Making Toast by Roger Rosenblatt

Photo: Ben Goldstein/Studio D

33 of 75
Making Toast
176 pages; Ecco
Comparing heartbreaks is a zero-sum game. Between the loss of a child and the childhood loss of a parent, there is no determining which hurts more. But as veteran journalist and essayist Roger Rosenblatt reveals in Making Toast, a deeply affecting and unsparing memoir of moving in with his three grandchildren after his daughter's sudden death, sharing grief can double the chance of survival.

Soon after 38-year-old Amy Solomon dies of a heart attack in her home gym, Rosenblatt and his wife, Ginny, leave Long Island and take up residence in Amy's house in Bethesda, Maryland, with Jessica, 6; Sammy, 4; Bubbies, as 1-year-old James is called; and Harris, the son-in-law whom they always liked but never expected to have as a housemate. A situation fraught with possible disaster becomes an occasion for mutual healing. It turns out that getting his family through this enormous sadness is the only way Rosenblatt can get through it himself.

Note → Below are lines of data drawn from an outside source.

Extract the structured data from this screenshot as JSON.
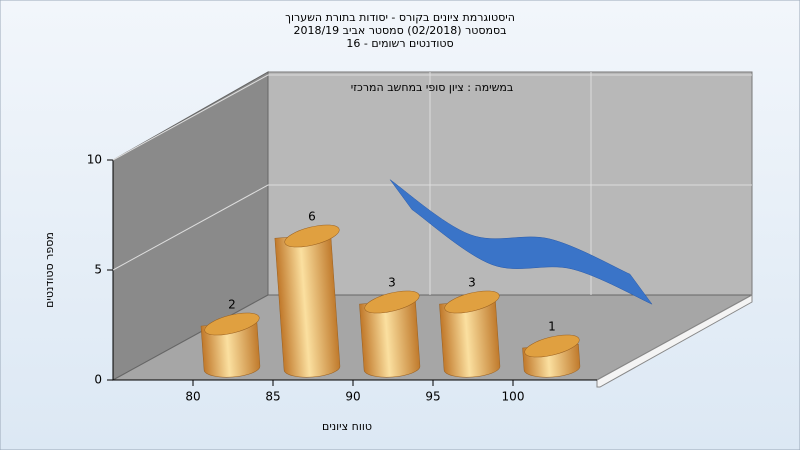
{
  "chart_data": {
    "type": "bar",
    "title": [
      "היסטוגרמת ציונים בקורס - יסודות בתורת השערוך",
      "בסמסטר  (02/2018)  סמסטר אביב 2018/19",
      "סטודנטים רשומים - 16"
    ],
    "annotation": "במשימה : ציון סופי במחשב המרכזי",
    "x_label": "טווח ציונים",
    "y_label": "מספר סטודנטים",
    "categories": [
      "80",
      "85",
      "90",
      "95",
      "100"
    ],
    "series": [
      {
        "values": [
          2,
          6,
          3,
          3,
          1
        ],
        "color": "#e0a040"
      },
      {
        "values": [
          null,
          7.2,
          4.7,
          4.5,
          2.9
        ],
        "color": "#3a74c8"
      }
    ],
    "ylim": [
      0,
      10
    ],
    "yticks": [
      0,
      5,
      10
    ],
    "grid": true
  }
}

Making Toast pays tribute to the quotidian pleasures of living with children, to the agony of watching them suffer, and to the serious business of growing up. Rosenblatt tells his story anecdotally, and the moments he chooses go for the gut: a small boy lying on the floor playing dead, the way his mom seemed to be when he found her. A little girl at a family gathering raging against the unfairness of her cousins having mothers while she is motherless. A posthumous birthday party where a child, when asked what Mommy would have wished for, answers, "To be alive." A grandfather taking out his fury on a punching bag bought for his grandchildren. Sad but somehow triumphant, this memoir is a celebration of family, and of how, even in the deepest sorrow, we can discover new links of love and the will to go on.